Set in post-World War II West Virginia and Ohio, the film tells the story about a disturbed veteran (Bill Skarsgård), his son (Michael Banks Repeta then later, Tom Holland), an orphaned girl (Eliza Scanlen), a false preacher (Robert Pattinson), and a couple of serial killers (Jason Clarke and Riley Keough). The complex themes make writing a thorough synopsis nearly impossible, but the end result is a riveting, emotional blow that’s sometimes difficult to watch. Campos uses a non-linear structure that complements his storytelling, and the characters are tied together by a narrator (who happens to be author Pollock). There’s a lot of literary ground covered in this story, and the film feels like a novel adaptation — but in a good way. Despite cramming in so many details, the rapidly-paced film doesn’t feel too rushed, and the characters are fully realized and represented.
Not only is the film well-directed, the cast is packed with actors who routinely make interesting, thoughtful choices when it comes to their careers. Everyone both behind and in front of the screen make an impact, even if all too briefly (see Mia Wasikowska).
The film is highly critical of organized religion, and has no problem pointing out the hypocrisy of the Christian church when it comes to the teachings of the Bible. There are many godlike men (or at least those claiming to be) portrayed here, but they are consumed more by the devil than devout righteousness. Many commit despicable acts in the name of their religion, simply shrugging off their personal savagery because they believe their god told them to do it.

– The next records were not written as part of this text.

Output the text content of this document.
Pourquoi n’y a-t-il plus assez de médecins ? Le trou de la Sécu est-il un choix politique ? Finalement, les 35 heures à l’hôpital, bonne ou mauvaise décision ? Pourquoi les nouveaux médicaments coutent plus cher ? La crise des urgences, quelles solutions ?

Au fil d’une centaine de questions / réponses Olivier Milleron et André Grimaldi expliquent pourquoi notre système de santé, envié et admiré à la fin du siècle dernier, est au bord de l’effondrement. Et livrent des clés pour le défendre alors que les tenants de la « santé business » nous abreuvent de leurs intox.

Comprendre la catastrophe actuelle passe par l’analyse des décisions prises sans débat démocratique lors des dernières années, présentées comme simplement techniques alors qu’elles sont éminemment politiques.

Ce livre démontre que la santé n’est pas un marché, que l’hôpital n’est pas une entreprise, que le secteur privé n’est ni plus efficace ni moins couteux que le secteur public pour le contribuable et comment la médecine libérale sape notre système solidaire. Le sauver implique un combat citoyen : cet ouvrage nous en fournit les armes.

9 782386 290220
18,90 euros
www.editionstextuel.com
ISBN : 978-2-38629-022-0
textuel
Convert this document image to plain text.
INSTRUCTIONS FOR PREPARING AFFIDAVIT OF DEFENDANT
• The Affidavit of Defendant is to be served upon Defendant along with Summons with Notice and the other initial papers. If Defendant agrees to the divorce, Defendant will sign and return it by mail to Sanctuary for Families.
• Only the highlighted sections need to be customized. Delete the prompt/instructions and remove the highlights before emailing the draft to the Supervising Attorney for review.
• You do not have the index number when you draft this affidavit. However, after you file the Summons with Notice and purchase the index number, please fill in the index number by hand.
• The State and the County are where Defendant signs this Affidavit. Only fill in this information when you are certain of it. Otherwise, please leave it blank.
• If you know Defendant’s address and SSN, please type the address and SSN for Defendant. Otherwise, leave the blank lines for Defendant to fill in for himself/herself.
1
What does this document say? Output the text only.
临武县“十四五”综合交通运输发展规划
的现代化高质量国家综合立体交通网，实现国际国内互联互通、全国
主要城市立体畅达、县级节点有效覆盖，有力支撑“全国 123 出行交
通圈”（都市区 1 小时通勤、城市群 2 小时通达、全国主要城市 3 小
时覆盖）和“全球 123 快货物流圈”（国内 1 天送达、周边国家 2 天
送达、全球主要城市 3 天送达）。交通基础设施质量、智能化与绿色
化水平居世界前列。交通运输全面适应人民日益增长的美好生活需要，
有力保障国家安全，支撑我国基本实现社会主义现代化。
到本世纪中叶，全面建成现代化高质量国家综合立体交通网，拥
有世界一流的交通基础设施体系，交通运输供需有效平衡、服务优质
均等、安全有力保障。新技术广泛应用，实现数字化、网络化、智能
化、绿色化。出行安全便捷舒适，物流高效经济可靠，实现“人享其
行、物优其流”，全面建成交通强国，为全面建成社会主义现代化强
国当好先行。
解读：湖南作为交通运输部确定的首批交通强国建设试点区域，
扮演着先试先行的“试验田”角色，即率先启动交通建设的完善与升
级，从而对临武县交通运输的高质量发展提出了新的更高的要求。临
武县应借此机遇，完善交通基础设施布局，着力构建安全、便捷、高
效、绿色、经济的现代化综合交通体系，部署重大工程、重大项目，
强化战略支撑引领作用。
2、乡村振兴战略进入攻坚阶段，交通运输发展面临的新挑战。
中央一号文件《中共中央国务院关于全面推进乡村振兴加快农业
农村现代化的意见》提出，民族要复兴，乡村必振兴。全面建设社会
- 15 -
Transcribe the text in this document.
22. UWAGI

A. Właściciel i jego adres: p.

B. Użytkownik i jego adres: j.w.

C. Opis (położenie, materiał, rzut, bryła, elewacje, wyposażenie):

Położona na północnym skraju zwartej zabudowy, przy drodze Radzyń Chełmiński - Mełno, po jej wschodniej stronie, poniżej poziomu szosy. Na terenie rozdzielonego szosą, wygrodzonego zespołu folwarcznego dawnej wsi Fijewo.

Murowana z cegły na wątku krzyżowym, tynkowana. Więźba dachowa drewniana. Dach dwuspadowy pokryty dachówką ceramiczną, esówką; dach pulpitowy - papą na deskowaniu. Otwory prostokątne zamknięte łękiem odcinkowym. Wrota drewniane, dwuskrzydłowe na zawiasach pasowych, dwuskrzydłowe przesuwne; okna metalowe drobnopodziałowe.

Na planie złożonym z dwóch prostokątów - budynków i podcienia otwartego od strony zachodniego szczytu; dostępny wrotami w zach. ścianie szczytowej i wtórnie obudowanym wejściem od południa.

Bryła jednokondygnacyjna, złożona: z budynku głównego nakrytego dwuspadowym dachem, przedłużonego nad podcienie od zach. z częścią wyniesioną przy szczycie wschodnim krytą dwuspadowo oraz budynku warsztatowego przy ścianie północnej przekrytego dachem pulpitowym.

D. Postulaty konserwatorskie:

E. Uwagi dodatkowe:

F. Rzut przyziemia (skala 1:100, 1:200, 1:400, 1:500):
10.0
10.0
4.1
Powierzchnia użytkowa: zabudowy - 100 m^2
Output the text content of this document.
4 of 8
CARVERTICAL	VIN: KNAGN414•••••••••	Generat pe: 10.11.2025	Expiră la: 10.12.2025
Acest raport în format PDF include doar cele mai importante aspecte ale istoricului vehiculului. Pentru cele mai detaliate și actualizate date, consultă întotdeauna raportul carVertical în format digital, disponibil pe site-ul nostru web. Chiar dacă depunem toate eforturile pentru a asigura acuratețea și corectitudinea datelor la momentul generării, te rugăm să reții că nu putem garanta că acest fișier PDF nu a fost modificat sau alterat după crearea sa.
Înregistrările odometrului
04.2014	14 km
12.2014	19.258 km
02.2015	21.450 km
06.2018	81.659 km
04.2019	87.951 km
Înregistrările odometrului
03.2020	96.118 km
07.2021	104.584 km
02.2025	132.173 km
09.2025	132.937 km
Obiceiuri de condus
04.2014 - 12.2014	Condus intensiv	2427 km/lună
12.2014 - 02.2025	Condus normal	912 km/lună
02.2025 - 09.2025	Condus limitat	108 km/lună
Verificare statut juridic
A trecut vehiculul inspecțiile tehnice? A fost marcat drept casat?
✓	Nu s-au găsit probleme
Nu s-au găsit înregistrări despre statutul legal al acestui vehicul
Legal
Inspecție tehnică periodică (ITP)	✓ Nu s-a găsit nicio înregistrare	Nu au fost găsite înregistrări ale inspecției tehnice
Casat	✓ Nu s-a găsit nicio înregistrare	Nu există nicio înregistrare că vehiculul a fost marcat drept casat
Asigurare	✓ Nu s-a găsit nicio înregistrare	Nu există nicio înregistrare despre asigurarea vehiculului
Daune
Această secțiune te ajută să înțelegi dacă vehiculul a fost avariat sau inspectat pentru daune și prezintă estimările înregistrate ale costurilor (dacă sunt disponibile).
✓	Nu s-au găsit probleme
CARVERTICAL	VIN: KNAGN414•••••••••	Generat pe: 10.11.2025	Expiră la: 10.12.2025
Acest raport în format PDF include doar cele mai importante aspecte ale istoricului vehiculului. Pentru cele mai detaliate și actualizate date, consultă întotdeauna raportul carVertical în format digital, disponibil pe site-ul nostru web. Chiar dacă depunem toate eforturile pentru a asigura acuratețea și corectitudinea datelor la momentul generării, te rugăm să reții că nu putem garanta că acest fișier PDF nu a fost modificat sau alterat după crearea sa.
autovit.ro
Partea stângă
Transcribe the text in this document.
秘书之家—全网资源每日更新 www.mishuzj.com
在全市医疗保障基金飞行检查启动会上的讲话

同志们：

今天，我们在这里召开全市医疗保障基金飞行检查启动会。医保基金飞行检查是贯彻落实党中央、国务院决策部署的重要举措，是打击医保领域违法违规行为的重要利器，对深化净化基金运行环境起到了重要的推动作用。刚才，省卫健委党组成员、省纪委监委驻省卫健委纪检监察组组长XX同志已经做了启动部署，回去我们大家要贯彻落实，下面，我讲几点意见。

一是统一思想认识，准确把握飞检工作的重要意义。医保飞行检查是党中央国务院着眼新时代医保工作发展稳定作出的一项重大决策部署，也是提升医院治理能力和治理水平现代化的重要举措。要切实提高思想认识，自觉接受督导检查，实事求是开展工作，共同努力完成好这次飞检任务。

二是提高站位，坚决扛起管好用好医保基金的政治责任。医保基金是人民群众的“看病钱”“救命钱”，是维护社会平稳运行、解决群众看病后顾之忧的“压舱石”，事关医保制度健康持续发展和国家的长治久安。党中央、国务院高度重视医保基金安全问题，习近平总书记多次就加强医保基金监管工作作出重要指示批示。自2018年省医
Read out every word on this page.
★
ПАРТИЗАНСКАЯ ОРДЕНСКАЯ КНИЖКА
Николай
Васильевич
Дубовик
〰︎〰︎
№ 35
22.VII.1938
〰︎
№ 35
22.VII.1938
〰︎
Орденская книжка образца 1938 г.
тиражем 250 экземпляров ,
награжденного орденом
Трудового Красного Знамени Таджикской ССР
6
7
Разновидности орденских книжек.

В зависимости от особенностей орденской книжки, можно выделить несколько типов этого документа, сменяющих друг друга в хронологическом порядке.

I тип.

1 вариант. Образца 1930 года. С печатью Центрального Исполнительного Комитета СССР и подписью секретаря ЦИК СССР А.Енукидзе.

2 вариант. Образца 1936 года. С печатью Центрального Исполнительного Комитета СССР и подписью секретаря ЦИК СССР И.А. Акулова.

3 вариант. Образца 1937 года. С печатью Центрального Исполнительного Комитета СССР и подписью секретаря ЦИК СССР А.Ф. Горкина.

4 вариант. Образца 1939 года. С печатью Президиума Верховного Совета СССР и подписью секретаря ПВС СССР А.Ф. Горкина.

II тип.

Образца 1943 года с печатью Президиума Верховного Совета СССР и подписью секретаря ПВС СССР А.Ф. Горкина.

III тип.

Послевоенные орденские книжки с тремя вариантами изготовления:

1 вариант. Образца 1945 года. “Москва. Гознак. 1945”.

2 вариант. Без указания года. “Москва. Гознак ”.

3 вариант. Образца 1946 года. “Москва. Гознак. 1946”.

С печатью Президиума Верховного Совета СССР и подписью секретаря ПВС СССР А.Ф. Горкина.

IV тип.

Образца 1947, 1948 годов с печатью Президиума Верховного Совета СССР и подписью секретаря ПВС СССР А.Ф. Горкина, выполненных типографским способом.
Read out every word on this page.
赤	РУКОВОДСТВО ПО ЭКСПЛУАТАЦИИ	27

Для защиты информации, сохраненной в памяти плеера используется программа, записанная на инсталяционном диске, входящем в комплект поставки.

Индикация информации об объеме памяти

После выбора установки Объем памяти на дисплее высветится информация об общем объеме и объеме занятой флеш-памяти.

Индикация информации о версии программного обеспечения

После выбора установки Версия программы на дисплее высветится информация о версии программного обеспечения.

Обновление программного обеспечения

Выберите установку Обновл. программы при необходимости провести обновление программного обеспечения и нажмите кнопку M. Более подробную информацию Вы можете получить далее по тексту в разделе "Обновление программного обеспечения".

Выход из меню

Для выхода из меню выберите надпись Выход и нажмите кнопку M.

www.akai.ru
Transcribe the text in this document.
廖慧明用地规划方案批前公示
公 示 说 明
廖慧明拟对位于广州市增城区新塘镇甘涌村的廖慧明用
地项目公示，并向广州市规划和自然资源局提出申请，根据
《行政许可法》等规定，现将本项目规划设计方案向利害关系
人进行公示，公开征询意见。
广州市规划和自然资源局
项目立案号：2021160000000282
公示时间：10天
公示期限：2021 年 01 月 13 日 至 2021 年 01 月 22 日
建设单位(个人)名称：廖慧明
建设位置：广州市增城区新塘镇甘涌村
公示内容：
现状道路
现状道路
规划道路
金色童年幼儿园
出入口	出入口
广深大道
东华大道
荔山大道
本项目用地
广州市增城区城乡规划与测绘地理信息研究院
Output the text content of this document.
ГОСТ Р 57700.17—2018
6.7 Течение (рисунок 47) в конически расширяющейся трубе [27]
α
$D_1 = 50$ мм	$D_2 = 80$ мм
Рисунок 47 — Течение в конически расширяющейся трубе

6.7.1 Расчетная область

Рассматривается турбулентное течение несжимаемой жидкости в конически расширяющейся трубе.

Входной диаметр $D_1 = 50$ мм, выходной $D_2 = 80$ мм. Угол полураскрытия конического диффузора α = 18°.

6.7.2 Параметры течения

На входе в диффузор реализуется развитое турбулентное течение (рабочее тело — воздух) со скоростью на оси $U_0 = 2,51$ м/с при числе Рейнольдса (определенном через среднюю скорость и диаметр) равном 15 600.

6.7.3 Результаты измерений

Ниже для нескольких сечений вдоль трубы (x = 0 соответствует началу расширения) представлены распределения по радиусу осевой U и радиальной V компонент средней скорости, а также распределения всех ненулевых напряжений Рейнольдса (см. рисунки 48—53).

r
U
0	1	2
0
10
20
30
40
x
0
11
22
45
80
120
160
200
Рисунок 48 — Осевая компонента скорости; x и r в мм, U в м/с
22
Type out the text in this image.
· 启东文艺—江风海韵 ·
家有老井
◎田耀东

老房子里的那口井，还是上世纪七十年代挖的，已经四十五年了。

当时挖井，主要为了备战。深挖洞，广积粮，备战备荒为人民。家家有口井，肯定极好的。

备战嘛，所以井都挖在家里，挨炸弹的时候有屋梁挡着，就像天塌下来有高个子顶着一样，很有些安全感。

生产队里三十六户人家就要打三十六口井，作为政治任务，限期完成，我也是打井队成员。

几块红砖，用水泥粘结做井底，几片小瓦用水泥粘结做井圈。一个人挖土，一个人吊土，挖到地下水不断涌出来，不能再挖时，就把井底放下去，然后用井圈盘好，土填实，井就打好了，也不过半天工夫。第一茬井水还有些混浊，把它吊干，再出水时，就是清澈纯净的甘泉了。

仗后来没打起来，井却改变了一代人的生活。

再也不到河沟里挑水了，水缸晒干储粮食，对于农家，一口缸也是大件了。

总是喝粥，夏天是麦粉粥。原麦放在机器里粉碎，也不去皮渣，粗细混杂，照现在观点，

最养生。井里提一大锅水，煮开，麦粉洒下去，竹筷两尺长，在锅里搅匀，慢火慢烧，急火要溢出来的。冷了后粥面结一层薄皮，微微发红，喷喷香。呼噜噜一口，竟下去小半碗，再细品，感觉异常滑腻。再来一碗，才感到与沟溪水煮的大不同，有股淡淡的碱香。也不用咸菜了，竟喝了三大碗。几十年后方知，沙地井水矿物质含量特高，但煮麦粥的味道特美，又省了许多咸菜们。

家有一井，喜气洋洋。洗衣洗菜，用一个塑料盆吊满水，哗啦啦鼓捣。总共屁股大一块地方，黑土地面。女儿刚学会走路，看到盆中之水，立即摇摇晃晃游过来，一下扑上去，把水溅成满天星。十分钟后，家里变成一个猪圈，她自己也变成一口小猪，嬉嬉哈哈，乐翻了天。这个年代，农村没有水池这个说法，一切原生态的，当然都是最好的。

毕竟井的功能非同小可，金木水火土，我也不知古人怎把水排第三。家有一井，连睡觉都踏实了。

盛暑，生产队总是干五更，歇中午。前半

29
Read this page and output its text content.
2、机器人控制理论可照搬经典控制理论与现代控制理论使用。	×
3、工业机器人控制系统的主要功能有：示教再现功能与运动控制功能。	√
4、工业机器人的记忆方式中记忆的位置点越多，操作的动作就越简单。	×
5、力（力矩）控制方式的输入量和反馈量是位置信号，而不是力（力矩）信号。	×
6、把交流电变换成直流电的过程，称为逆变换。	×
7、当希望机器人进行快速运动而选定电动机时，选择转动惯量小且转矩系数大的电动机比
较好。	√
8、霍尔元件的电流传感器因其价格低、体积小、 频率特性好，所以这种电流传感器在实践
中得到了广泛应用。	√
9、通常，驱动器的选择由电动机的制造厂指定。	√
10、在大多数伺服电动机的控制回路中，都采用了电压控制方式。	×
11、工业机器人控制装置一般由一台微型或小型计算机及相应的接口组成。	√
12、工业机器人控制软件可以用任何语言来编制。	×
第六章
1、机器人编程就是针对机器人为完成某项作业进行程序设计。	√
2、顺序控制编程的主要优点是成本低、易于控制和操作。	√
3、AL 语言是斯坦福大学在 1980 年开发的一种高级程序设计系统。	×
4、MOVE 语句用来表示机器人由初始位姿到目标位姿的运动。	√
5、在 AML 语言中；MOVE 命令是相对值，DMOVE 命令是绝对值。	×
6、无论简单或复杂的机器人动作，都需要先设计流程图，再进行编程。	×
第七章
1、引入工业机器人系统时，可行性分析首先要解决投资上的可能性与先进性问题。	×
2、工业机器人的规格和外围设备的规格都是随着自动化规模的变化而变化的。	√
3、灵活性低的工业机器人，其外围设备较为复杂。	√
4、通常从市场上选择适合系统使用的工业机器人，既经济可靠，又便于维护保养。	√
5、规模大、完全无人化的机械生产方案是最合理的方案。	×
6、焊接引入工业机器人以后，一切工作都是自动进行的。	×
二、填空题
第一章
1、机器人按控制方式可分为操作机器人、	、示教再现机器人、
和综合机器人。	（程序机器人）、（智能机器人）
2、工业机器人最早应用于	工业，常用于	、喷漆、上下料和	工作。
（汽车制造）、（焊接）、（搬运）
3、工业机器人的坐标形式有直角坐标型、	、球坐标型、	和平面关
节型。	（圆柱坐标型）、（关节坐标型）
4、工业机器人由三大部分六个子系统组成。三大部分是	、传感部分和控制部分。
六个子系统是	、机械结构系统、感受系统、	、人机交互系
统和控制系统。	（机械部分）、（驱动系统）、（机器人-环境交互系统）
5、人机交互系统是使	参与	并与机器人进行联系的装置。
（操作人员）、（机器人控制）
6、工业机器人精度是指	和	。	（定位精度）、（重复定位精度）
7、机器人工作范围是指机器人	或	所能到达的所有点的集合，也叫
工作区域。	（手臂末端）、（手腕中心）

It also asserts how blind faith can bring out the worst in human nature, setting a course for a lifetime of potential emotional and physical abuse while leaving behind a trail of destroyed lives in the process.
The danger of using organized religion as a weapon is just one of the story’s sophisticated themes, as it presents some very insightful commentary about despair, sacrifice, and the psychology of irrational devotion.
The film is at its best when it’s borderline aggressive with the viewer, refusing to shy away from the bleak emotional trauma of what happens when you count on a god to answer your prayers. Everything about “The Devil All the Time” is dark and ominous, making it one of the most memorable films of the year.